I think the reason why you see devs with soft skills move to client-facing roles is not that you get pigeonholed but because a lot of devs just don't have those skills. Knowing how to work with other people, especially people who aren't technical, is a good thing and not a skill that will "pigeonhole" you at all.
In fact, you may find that the opposite is true: most people can only go so far in a pure developer role and if you want to make the really big bucks and be responsible for big decisions, that's almost certainly going to involve dealing with non-technical people (and even if you somehow end up in a management position that deals solely with techs both above, below, and across from you, people skills are still just as important with devs - maybe moreso because a person who lacks these skills probably won't be equipped to understand that their boss lacks personal skills and is "just a jerk" or something like that). Also, you may in the future find yourself wanting to branch out in new directions. Maybe you'll get burned out of developing and want to do something else for a few years (believe it or not, it happens!). Maybe you'll want to start a business of your own - there's no place in a start-up for people who can't wear a lot of hats.

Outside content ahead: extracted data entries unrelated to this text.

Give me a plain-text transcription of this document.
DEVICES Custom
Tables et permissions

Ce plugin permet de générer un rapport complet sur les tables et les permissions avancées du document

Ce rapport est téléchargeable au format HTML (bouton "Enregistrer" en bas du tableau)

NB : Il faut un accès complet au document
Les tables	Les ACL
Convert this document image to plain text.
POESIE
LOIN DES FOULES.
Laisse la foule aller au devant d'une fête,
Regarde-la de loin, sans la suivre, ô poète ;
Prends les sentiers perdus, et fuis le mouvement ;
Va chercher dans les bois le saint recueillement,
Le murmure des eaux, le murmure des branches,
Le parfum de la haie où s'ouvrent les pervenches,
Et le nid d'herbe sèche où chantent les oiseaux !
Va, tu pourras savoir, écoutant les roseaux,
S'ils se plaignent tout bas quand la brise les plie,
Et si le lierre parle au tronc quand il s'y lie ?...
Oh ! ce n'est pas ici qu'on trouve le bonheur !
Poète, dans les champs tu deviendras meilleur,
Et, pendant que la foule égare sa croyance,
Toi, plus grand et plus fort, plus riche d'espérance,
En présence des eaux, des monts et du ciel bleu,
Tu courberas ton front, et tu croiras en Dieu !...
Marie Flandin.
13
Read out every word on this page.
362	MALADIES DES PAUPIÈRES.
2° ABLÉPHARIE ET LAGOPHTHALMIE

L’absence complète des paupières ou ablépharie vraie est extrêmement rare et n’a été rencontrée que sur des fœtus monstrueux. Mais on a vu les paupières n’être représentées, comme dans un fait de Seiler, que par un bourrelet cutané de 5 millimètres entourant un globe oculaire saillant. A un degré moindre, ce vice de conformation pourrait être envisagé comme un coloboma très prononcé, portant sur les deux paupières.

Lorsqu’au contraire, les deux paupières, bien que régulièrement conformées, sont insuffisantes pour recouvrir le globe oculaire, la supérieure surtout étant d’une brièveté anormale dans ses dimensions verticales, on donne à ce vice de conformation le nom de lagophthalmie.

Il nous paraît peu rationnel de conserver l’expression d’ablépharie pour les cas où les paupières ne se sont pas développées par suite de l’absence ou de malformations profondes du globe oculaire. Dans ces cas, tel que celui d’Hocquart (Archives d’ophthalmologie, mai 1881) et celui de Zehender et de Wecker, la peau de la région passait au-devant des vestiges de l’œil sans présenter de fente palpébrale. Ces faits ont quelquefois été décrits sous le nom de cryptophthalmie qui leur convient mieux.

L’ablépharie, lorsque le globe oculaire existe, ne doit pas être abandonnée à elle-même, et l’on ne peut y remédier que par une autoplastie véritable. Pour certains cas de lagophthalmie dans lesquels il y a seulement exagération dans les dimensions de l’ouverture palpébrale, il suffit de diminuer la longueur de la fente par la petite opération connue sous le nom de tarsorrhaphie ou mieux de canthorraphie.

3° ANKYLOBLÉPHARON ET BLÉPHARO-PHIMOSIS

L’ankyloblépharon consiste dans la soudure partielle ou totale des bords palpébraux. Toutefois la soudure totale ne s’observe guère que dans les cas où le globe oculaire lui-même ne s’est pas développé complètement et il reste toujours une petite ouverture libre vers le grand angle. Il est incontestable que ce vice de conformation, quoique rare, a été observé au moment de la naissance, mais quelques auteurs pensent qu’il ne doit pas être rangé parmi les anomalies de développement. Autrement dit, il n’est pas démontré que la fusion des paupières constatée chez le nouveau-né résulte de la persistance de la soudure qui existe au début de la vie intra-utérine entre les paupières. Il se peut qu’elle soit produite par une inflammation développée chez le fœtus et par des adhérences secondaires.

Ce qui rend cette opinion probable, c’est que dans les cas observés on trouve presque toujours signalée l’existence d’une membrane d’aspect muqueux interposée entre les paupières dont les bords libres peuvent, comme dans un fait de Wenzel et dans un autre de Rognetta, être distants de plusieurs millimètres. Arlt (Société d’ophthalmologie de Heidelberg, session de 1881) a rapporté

Another underrated way that soft skills help is that by explaining to non-technical people what you're doing, you actually force yourself to understand your own material - be it the framework you're using, the tools you use to help you code, and on and on - better. I have a bad, bad habit of over-explaining stuff (part of it is personal preference; I vastly prefer giving people too much information than arrogantly doling out only the info I think the other party will understand but part of it too is a personal failing that I work on improving), but one thing I have found is that a lot of the time when I start talking out what I'm doing to an analyst or a non-tech manager, this makes me realize that the actual problem they're looking to solve isn't necessarily going to be fixed as well with the solution I think I want to provide than with another one.
Worst case scenario, if for some reason you do wind up in a front-facing job and can't get back to developing even when you want to, there are always other companies willing to give a shot to a person who has coding experience and who presumably knows how to work well with others. Unless it's something you just flat out hate doing, there's not a lot of downside, really.